步骤 1:拉取 Open-WebUI镜像[7]

首先从 GitHub Container Registry 中提取最新的 Open WebUI Docker 镜像。

如:


 
 
 
 
   
docker pull ghcr.io/open-webui/open-webui:main

步骤 2:运行容器[8]

在当前路径下创建open-webui文件夹,使用默认设置运行容器。


 
 
 
 
   
mkdir open-webui  
  
docker run -d \  
    --gpus all \  
    -p 8080:8080 \  
    -v $(pwd)/open-webui:/app/backend/data \  
    --name open-webui \  
    ghcr.io/open-webui/open-webui:main

📌参数说明

  • -d :表示在后台运行容器
  • --gpus all :指定容器使用所有可用的 GPU 资源,一般用于多卡环境启用 GPU 支持
  • -p 8080:8080[端口映射] 将本机的 8080 端口映射到容器的 8080 端口,实现外部访问容器内服务。

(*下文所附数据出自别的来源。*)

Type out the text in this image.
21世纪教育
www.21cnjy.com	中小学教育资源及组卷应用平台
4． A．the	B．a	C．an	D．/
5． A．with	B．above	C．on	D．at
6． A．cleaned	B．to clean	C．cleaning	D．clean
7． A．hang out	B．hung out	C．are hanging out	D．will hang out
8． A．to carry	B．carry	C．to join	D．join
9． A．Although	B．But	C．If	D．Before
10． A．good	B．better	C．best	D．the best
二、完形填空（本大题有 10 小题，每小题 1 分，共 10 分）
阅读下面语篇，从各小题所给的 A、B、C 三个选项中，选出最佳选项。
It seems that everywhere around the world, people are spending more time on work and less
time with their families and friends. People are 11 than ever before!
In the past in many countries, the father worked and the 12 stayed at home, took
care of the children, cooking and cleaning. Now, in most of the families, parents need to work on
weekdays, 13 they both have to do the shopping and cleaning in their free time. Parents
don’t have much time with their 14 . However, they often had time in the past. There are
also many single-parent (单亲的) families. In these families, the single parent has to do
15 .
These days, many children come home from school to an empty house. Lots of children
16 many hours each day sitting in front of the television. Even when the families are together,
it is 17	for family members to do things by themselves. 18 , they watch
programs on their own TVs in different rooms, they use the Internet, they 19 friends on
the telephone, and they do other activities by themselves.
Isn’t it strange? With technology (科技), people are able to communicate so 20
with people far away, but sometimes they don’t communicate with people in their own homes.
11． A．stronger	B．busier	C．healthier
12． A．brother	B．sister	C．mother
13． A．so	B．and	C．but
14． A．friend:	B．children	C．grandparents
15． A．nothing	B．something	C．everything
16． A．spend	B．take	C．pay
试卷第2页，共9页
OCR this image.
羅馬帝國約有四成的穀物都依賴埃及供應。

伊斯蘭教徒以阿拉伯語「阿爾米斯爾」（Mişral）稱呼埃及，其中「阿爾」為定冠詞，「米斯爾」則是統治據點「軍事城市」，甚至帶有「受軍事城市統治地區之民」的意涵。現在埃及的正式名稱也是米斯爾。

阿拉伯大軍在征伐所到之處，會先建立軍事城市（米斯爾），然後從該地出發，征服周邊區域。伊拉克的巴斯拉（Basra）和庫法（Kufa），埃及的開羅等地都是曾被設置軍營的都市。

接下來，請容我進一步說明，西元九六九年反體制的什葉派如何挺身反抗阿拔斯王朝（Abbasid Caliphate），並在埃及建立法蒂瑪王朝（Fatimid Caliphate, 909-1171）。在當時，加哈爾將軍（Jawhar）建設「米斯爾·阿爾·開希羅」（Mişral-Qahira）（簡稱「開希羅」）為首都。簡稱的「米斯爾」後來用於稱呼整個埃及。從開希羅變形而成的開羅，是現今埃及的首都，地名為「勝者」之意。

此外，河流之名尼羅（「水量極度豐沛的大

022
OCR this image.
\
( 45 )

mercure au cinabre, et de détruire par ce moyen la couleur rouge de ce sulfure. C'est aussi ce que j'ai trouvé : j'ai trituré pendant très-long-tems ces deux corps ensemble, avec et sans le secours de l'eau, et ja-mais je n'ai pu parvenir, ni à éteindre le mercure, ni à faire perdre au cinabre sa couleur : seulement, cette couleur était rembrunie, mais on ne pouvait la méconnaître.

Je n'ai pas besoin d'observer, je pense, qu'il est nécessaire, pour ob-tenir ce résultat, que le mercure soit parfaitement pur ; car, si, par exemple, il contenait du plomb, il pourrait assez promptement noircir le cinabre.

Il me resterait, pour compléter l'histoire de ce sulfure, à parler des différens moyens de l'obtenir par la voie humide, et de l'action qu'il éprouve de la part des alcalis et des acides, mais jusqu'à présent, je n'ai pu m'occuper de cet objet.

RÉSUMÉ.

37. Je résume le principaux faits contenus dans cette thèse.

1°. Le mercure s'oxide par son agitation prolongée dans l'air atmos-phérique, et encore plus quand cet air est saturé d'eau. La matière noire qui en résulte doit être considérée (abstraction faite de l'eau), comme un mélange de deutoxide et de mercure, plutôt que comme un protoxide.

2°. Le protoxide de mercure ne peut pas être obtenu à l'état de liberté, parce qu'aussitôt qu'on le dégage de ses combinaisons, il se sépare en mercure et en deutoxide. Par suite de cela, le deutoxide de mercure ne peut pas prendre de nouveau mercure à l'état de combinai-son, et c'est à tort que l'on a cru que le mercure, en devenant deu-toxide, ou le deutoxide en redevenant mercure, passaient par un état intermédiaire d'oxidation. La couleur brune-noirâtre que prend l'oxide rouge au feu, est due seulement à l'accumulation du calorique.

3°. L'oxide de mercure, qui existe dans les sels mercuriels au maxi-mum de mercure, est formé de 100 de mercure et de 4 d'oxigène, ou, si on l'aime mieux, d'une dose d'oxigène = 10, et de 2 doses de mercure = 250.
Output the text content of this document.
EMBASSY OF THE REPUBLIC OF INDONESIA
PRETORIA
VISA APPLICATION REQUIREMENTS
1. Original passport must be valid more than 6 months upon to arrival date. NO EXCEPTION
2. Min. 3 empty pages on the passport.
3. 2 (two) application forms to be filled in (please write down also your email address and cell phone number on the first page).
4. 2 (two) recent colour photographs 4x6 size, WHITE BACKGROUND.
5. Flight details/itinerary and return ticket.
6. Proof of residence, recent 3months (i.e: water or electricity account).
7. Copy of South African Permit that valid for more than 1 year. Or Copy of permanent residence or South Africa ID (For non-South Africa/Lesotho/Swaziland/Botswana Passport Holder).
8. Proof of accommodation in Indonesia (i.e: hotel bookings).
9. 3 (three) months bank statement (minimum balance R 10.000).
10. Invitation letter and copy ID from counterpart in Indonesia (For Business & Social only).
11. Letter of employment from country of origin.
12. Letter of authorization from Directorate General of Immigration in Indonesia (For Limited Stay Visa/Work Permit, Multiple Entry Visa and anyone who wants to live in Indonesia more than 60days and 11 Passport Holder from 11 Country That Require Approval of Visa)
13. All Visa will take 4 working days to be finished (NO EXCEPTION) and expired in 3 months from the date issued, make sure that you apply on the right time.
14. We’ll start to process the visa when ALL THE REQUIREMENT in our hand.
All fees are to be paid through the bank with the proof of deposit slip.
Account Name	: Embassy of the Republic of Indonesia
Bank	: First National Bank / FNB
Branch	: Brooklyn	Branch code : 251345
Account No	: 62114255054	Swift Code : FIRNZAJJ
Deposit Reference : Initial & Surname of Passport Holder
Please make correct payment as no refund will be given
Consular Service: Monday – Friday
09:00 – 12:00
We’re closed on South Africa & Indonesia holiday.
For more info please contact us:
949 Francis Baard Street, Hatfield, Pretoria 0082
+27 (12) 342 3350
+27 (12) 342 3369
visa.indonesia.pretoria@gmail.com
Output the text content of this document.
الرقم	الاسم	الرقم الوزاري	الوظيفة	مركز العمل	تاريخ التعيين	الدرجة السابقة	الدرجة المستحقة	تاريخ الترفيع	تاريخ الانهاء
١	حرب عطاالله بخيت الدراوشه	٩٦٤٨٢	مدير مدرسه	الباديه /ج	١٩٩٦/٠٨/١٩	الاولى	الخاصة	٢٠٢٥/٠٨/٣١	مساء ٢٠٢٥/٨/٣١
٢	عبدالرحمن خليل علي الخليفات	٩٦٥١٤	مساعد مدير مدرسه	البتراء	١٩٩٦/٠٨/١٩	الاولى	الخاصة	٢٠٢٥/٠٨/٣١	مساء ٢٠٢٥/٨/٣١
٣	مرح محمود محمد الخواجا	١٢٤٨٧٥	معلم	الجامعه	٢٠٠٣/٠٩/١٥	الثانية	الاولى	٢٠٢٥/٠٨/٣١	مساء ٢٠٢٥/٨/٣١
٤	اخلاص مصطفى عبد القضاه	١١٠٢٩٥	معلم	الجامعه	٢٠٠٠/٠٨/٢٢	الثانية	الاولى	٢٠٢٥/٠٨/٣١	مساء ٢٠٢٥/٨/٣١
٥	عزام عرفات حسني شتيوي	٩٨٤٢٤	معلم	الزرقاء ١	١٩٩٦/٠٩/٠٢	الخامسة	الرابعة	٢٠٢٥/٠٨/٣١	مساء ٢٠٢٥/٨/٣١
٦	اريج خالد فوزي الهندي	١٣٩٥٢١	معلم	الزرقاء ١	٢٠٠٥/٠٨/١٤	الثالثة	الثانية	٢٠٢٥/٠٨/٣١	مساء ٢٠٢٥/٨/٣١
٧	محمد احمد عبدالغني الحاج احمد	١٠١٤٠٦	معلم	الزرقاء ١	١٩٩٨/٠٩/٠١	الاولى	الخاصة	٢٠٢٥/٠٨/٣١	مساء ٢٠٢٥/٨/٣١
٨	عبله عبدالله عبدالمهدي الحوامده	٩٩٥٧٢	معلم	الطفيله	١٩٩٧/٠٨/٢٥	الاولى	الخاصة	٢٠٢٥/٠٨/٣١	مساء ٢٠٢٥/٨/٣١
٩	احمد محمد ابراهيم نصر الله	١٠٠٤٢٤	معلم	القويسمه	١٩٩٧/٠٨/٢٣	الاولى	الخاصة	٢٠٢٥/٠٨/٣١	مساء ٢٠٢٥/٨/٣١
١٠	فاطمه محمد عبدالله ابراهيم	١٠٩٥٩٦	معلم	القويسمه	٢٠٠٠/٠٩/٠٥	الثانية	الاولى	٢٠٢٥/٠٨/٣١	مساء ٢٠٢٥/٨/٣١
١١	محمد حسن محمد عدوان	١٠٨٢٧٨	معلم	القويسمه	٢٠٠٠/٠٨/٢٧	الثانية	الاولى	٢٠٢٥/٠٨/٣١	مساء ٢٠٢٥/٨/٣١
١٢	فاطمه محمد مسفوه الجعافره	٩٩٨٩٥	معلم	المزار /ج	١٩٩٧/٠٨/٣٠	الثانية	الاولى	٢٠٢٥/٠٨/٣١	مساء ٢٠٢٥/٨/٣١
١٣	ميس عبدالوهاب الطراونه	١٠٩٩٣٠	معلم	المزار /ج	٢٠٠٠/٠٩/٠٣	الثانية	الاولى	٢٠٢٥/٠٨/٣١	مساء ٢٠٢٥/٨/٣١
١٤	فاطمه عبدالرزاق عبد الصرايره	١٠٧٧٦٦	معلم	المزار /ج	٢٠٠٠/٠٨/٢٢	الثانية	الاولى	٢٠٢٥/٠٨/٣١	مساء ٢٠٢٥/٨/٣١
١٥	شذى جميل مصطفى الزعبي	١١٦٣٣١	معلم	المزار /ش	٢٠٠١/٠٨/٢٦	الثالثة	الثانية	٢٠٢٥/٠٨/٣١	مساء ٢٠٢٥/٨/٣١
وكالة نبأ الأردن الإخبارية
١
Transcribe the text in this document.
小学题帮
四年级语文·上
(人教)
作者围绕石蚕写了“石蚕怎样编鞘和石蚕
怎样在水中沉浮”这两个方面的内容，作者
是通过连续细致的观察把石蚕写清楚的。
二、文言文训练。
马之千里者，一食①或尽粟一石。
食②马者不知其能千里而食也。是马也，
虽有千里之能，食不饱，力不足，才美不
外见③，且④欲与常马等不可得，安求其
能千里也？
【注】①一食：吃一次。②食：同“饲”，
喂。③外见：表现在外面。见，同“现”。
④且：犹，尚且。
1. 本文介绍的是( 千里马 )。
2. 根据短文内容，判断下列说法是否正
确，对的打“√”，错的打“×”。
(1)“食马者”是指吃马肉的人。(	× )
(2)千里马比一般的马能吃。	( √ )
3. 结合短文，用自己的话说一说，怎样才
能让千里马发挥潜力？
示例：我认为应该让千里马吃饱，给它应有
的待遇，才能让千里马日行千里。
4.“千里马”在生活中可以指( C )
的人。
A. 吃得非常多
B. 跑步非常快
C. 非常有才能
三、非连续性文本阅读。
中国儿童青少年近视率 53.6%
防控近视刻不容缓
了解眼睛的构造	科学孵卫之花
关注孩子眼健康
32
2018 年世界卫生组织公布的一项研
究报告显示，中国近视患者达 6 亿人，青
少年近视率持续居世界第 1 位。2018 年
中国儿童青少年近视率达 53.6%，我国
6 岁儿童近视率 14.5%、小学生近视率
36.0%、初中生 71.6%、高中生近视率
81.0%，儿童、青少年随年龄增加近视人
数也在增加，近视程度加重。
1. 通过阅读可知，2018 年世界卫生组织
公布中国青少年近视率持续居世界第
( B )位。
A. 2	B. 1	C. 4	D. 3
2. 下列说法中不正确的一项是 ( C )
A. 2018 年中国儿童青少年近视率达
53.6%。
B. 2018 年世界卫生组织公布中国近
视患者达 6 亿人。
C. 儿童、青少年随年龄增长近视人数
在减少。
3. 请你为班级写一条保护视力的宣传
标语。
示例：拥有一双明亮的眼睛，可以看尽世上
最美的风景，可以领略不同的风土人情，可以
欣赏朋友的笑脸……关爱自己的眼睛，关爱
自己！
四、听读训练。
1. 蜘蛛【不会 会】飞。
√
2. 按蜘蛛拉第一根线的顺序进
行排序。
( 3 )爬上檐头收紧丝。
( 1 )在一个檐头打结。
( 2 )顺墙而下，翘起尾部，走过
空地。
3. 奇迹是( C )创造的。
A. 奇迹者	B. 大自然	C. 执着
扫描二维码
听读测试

在本地机器的端口 8080 上公开 WebUI。
  • -v ./data:/app/backend/data[卷映射] 将本地 open-webui 路径挂载到容器的 /app/backend/data 路径,实现数据持久化,防止容器重启期间数据丢失。
  • --name :为容器命名,便于管理

浏览器中输入网址


 
 
 
 
   
127.0.0.1:8080

就能看到,妥妥的 openai风格 的对话界面。

picture.image

注册登录之后,我们开始配置模型

步骤3. 配置本地模型

场景一:仅供自己使用

点击设置--编辑外部连接--设置本地大模型的URL,保存成功即可。

picture.image

场景二:供其他用户使用

就像ChatGPT、Qwen那样式的,用户一注册就能看到可用模型,点击“ 管理员面板 ”--设置--添加连接,保存成功即可。

picture.image

步骤4.开始对话

来到对话界面,选择可用模型后,就能与你的本地模型对话啦~🤡

picture.image

open-webui的用户和权限管理也很实用

picture.image

其他功能也非常丝滑~

推荐各位小伙伴试试👍

🚀小结:Open-WebUI 是本地模型部署的“最后一公里”

部署完模型服务后,Open-WebUI 提供了直观、美观、功能强大的前端,让本地模型真正“活”起来。无论是个人使用、团队协作,还是对外服务,它都能满足需求。


📢下集预告主流推理引擎怎么选?

最近收到不少粉丝私信👇:

“我在 HuggingFace 拉取模型后,好像可以直接跑,为啥还要用 vLLM、SGLang 这些推理框架?”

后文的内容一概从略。